He'll flip ya...Flip ya for real...
I think Pathfinder 1e shows that even an extremely popular edition does slowly lose its luster. At least IME, most folks who have stuck with PF1e did so because they like a bunch of very popular 3PP that rip out huge sections of the core rules. Frex, the Spheres of Power/Might stuff (which ditch Vancian casting for narrower "spheres" and spell-point casting), the Path of War stuff (basically a rebuild of Bo9S), Dreamscarred Press's psionics rules, etc. The community at large has had almost two and a half decades to examine the fundamental rules of the 3.x engine, and most folks know its flaws pretty well by now, particularly the sharp class-tier divisions and how much effort it is to run for high-level characters.

Around the 15-year mark, 3.5e/PF1e had clearly begun showing its age. By the time you hit 20, many had started looking for something new, and 5e offered that.

I would be very much unsurprised if they announce a long-term public playtesting process sometime in 2030 or maybe early 2031, with its own ridiculous buzzword title like "D&D: Resurrected" or whatever. Especially if the revised version of 5e ends up being, as some have argued here, effectively identical apart from rewriting some of the classes and subclasses.
It was the adventure paths Paizo sold that kept me in it.
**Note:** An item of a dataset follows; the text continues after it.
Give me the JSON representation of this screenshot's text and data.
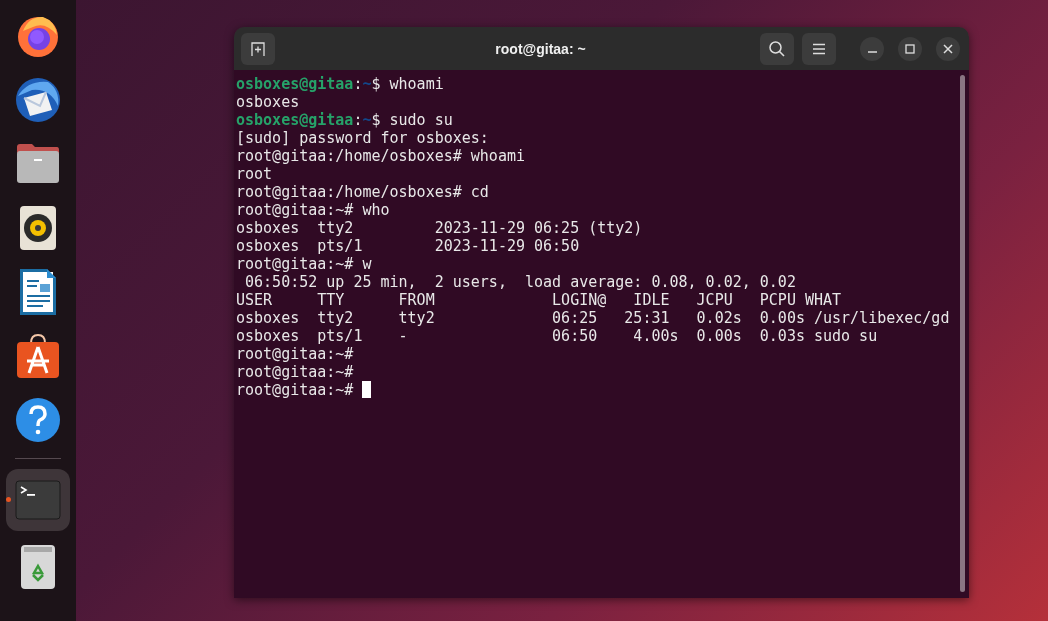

Its the lack of adventure paths in 5E that keeps me out of it.
 

Right. That's why I use 5.5e. Not the same name, and virtually no confusion. People understand that 5.5 is halfway from 5 to 6.
A real question.

Has anyone ever be confused by Windows Editions?

I startet with win 3.11
Then win 95
Then win 98
Then win 98SE
Then win xp
Then win 7
Win Vista
Then win 8
Then win 10
Then win 11

In between there was
Win NT
And win 2000
A sidegrade for network administrations

Win 3.11 was a graphic DOS shell
Win 95 was new optically, but still a DOS shell
Win 98 was still a DOS shell
Win 98 SE was not a DOS shell anymore (IIRC - nope did not remember correctly... ), but was the new operating system.
Edit: Win ME (last DOS based edition)
Win XP was good.
Win vista was less good.
Win 7 was good.
Win 8 was... less good? Somewhere was a switch to 64 bit.
Win 10 was good.
Win 11 is ok.

Oh I forgot the difference between home and professional editions...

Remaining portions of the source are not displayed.